La procura generale tedesca ha arrestato due siriani di 42 e 56 anni, ex agenti del servizio segreto di Damasco, con l'accusa di aver commesso crimini contro l'umanità. I due, entrambi appartenenti al Direttorato generale dell’intelligence, sono stati fermati a Berlino e nella Renania Palatinato. Sono sospettati della tortura sistematica di centinaia di oppositori. Nell’ambito della stessa inchiesta un terzo ex membro dei servizi civili del regime di Bashar al Assad è stata fermata in Francia.
Uno dei due, Anwar R., 56 anni, con la funzione di capo dipartimento, avrebbe gestito un carcere della capitale, e qui, fra aprile 2011 e settembre 2012, avrebbe sistematicamente partecipato a pratiche di tortura. Eyad A., 42 anni, invece, figurava tra i suoi sottoposti ed avrebbe avuto il compito di arrestare i disertori e i dissidenti. È sospettato di aver contribuito alla morte di due persone ed alla tortura di circa 2'000.
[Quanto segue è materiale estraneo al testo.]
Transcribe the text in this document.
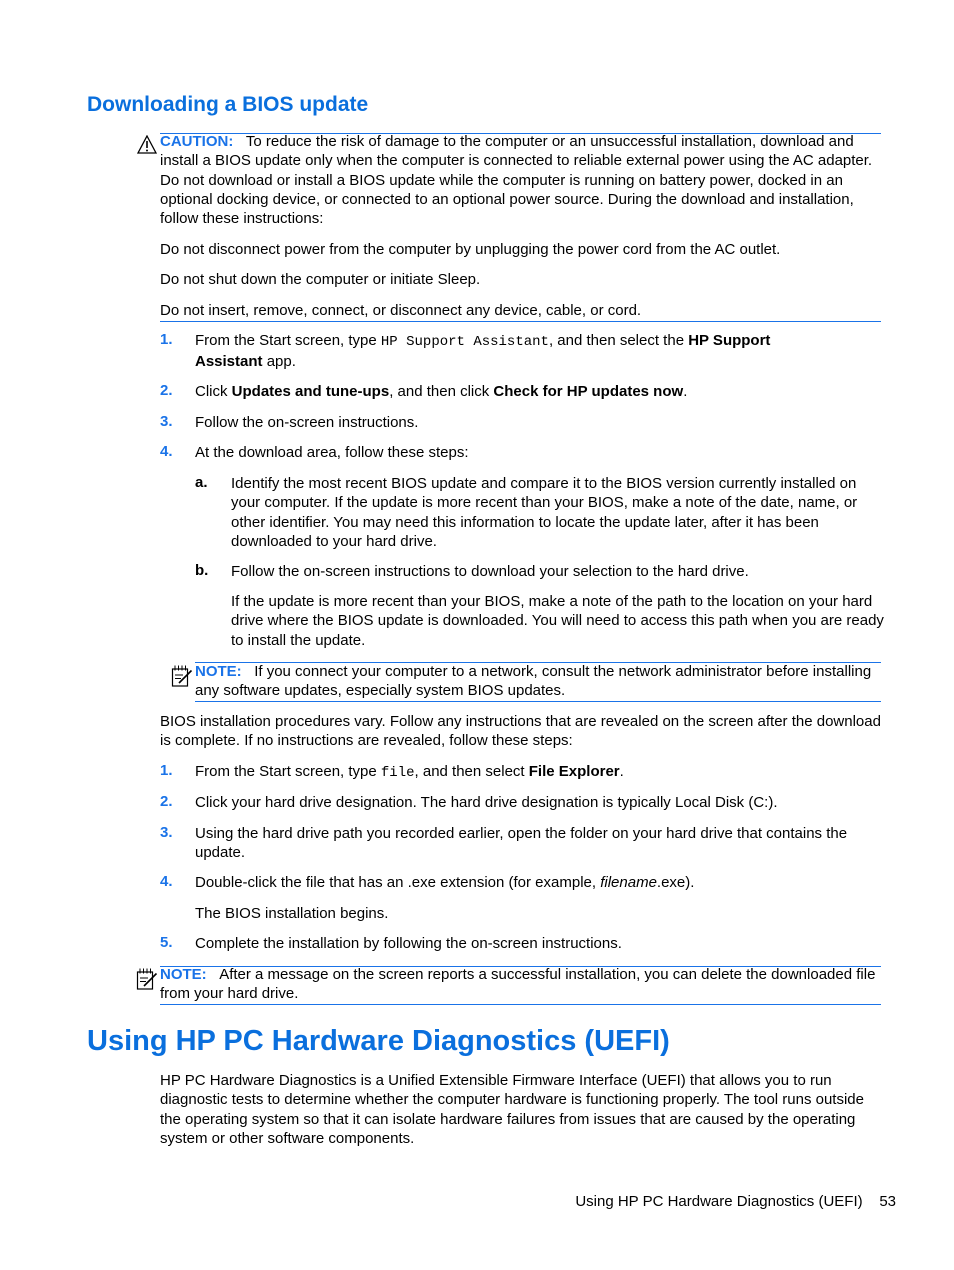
Downloading a BIOS update
CAUTION: To reduce the risk of damage to the computer or an unsuccessful installation, download and install a BIOS update only when the computer is connected to reliable external power using the AC adapter. Do not download or install a BIOS update while the computer is running on battery power, docked in an optional docking device, or connected to an optional power source. During the download and installation, follow these instructions:
Do not disconnect power from the computer by unplugging the power cord from the AC outlet.
Do not shut down the computer or initiate Sleep.
Do not insert, remove, connect, or disconnect any device, cable, or cord.
1. From the Start screen, type HP Support Assistant, and then select the HP Support
Assistant app.
2. Click Updates and tune-ups, and then click Check for HP updates now.
3. Follow the on-screen instructions.
4. At the download area, follow these steps:
a. Identify the most recent BIOS update and compare it to the BIOS version currently installed on your computer. If the update is more recent than your BIOS, make a note of the date, name, or other identifier. You may need this information to locate the update later, after it has been downloaded to your hard drive.
b. Follow the on-screen instructions to download your selection to the hard drive.
If the update is more recent than your BIOS, make a note of the path to the location on your hard drive where the BIOS update is downloaded. You will need to access this path when you are ready to install the update.
NOTE: If you connect your computer to a network, consult the network administrator before installing any software updates, especially system BIOS updates.
BIOS installation procedures vary. Follow any instructions that are revealed on the screen after the download is complete. If no instructions are revealed, follow these steps:
1. From the Start screen, type file, and then select File Explorer.
2. Click your hard drive designation. The hard drive designation is typically Local Disk (C:).
3. Using the hard drive path you recorded earlier, open the folder on your hard drive that contains the update.
4. Double-click the file that has an .exe extension (for example, filename.exe).
The BIOS installation begins.
5. Complete the installation by following the on-screen instructions.
NOTE: After a message on the screen reports a successful installation, you can delete the downloaded file from your hard drive.
Using HP PC Hardware Diagnostics (UEFI)
HP PC Hardware Diagnostics is a Unified Extensible Firmware Interface (UEFI) that allows you to run diagnostic tests to determine whether the computer hardware is functioning properly. The tool runs outside the operating system so that it can isolate hardware failures from issues that are caused by the operating system or other software components.
Using HP PC Hardware Diagnostics (UEFI) 53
Entrambi hanno lasciato il loro paese sette anni fa. Non è ancora del tutto chiaro come siano entrati in territorio tedesco. Dallo scoppio della guerra civile migliaia di siriani hanno chiesto asilo politico in Germania, in numerosi casi affermando di essere stati perseguitati nel loro paese.
L’operazione è stata salutata dal Centro europeo per i diritti costituzionali e umani (ECCHR). L’organizzazione non governativa ha reso noto che sei vittime di torture che ha assistito sono state interrogate dagli inquirenti tedeschi nell’ambito dell’indagine.